Hon'ble the Supreme Court in the case of Prestige Lights Ltd. v. SBI, 2007(4) R.C.R. (Civil) 46 : 2007 (4) Recent Apex Judgments (R.A.J.) 642 : (2007) 8 Supreme Court Cases 449, observes that if the litigant is guilty of suppressing the facts of not disclosing the facts such a petition be dismissed without adjudicating the appeal. 16. It is also appropriate to refer to the observations of Hon'ble the Supreme Court made in Salem Advocate Bar Association v. Union of India, 2005 (3) R.C.R. (Civil) 530, which reads as follows:- "Judicial notice can be taken of the fact that many unscrupulous parties take advantage of the fact that either the costs are not awarded or nominal costs are awarded against the unsuccessful party. Unfortunately, it has become a practice to direct parties to bear their own costs. In a large number of cases, such an order is passed despite Section 35(2) of the Code. Such a practice also encourages the filing of frivolous suits. It also leads to the taking up of frivolous defences. Further, wherever costs are awarded, ordinarily the same are not realistic and are nominal. When Section 35(2) provides for cost to follow the event, it is implicit that the costs have to be those which are reasonably incurred by a successful party except in those cases where the court in its discretion may direct otherwise by recording reasons therefore. The costs have to be actual reasonable costs including the cost of the time spent by the successful party, the transportation and lodging, if any, or any other incidental costs besides the payment of the court fee, lawyer's fee, typing and other costs in relation to the litigation. It is for the High Courts to examine these aspects and wherever necessary make requisite rules, regulations or practice direction so as to provide appropriate guidelines for the subordinate courts to follow." Thus, it has been noticed in the aforesaid judgment that the costs are imposed so that the same:- (a) should act as a deterrent to vexatious, frivolous and speculative litigations or defences and the specter of being made liable to pay actual costs should be such, as to make every litigant think twice before putting forth a vexatious, frivolous or speculative claim or defence.

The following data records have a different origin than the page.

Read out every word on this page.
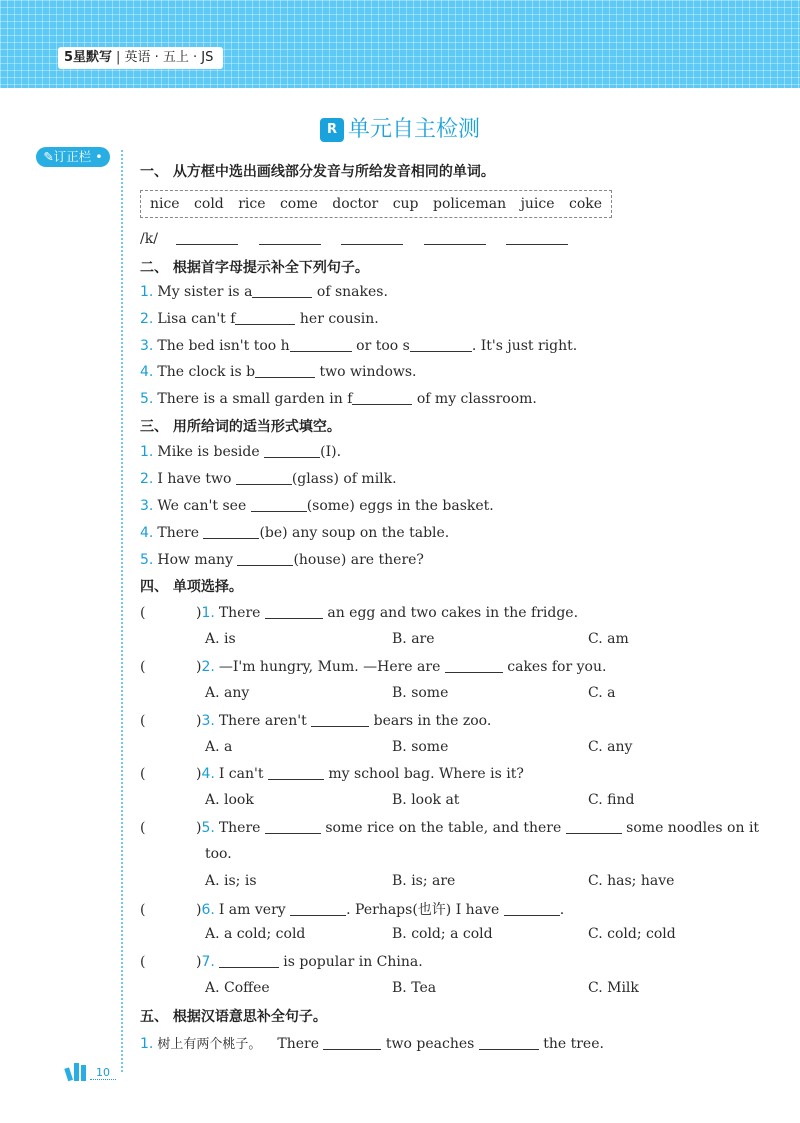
5星默写 | 英语 · 五上 · JS
R 单元自主检测
✎订正栏 •
一、 从方框中选出画线部分发音与所给发音相同的单词。
nice cold rice come doctor cup policeman juice coke
/k/
二、 根据首字母提示补全下列句子。
1. My sister is a	of snakes.
2. Lisa can't f	her cousin.
3. The bed isn't too h	or too s	. It's just right.
4. The clock is b	two windows.
5. There is a small garden in f	of my classroom.
三、 用所给词的适当形式填空。
1. Mike is beside	(I).
2. I have two	(glass) of milk.
3. We can't see	(some) eggs in the basket.
4. There	(be) any soup on the table.
5. How many	(house) are there?
四、 单项选择。
(	)1. There	an egg and two cakes in the fridge.
A. is	B. are	C. am
(	)2. —I'm hungry, Mum. —Here are	cakes for you.
A. any	B. some	C. a
(	)3. There aren't	bears in the zoo.
A. a	B. some	C. any
(	)4. I can't	my school bag. Where is it?
A. look	B. look at	C. find
(	)5. There	some rice on the table, and there	some noodles on it
too.
A. is; is	B. is; are	C. has; have
(	)6. I am very	. Perhaps(也许) I have	.
A. a cold; cold	B. cold; a cold	C. cold; cold
(	)7.	is popular in China.
A. Coffee	B. Tea	C. Milk
五、 根据汉语意思补全句子。
1. 树上有两个桃子。 There	two peaches	the tree.
10
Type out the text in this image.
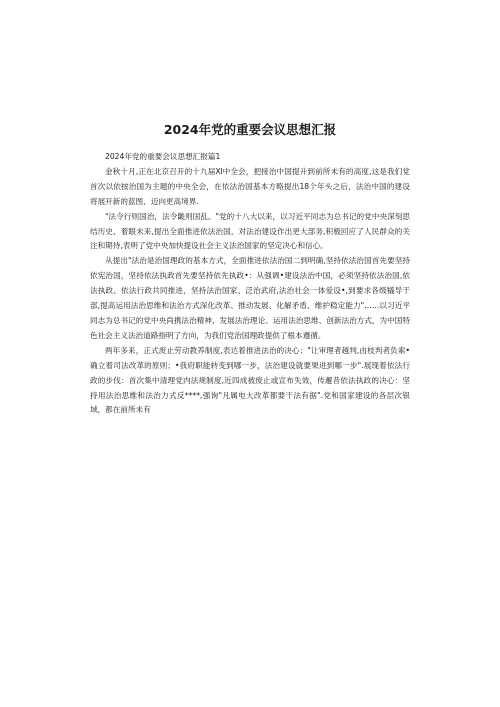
2024年党的重要会议思想汇报

2024年党的重要会议思想汇报篇1

金秋十月,正在北京召开的十九届Ⅺ中全会，把接治中国提升到前所未有的高度,这是我们党首次以依按治国为主题的中央全会，在依法治国基本方略提出18个年头之后，法治中国的建设将展开新的蓝图、迈向更高境界.

"法令行则国治，法令畿则国乱。"党的十八大以来，以习近平同志为总书记的党中央深刻思结历史、着眼未来,提出全面推进依法治国，对法治建设作出更大部务,积极回应了人民群众的关注和期待,表明了党中央加快提设社会主义法治国家的坚定决心和信心。

从提出"法治是治国理政的基本方式，全面推进依法治国二到明确,坚持依法治国首先要坚持依宪治国，坚持依法执政首先要坚持依先执政•：从强调•建设法治中国，必须坚持依法治国,依法执政、依法行政共同推进，坚持法治国家、泛治武府,法治社会一体爱设•,到要求各级犠导干部,提高运用法治思维和法治方式深化改革、推动发展、化解矛盾、维护稳定能力"……以习近平同志为总书记的党中央尚携法治精神、发展法治理论、运用法治思维、创新法治方式，为中国特色社会主义法治道路指明了方向，为我们党治国理政提供了根本遵循。

两年多来，正式废止劳动教养制度,表达着推进法治的决心；"让审理者越判,由枝判者负索•确立着司法改革的原则；•我府职能转变到哪一步，法治建设就要果进到哪一步".展现着依法行政的步伐：首次集中清理党内法规制度,近四成被废止或宣布失效，传邂昔依法执政的决心：坚持用法治思维和法治力式反****,强询"凡属电大改革都要干法有据".党和国家建设的各层次银域，都在前所未有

(b) costs should ensure that the provisions of the Code, Evidence Act and other laws governing procedure are scrupulously and strictly complied with and that parties do not adopt delaying tactics or mislead the court. Hon'ble the Supreme Court in the case of Vinod Seth v. Devinder Bajaj & Another, 2010 (3) R.C.R. (Civil) 813 observed as under:- "26. The provision relating to compensatory costs (Section 35A of the Code) in respect of false or vexatious claims or defences has become virtually infructuous and ineffective, on account of inflation. Under the said section, award of compensatory costs in false and vexatious litigation, is subject to a ceiling of Rs. 3,000/-. This requires a realistic revision keeping in view, the observations in Salem Advocates Bar Association (supra). Section 35B providing for costs for causing delay is seldom invoked. It should be regularly employed, to reduce delay. 27. The lack of appropriate provisions relating to costs has resulted in a steady increase in malicious, vexatious, false, frivolous and speculative suits, apart from rendering Section 89 of the Code ineffective. Any attempt to reduce the pendency or encourage alternative dispute resolution processes or to streaming the civil justice system will fail in the absence of appropriate provisions relating to costs. There is therefore an urgent need for the legislature and the Law Commission of India to re-visit the provisions relating to costs and compensatory costs contained in Section 35 and 35Aof the Code." 17. A Division Bench of this Court in C.W.P. No. 18346 of 2005 decided on 20.5.2009 dismissed a review petition and imposed costs of Rs. 1,00,000/- while observing that no one has the right to waste Court time. Resultantly, the appeal is dismissed with costs. Since costs should be actual to desist the litigant pursuing a frivolous litigation, it is deemed appropriate to burden the appellant with costs which are assessed at Rs. 50,000/- in the instant case. Let the costs be deposited with the Punjab State Legal Services Authority within one month from today. Appeal dismissed.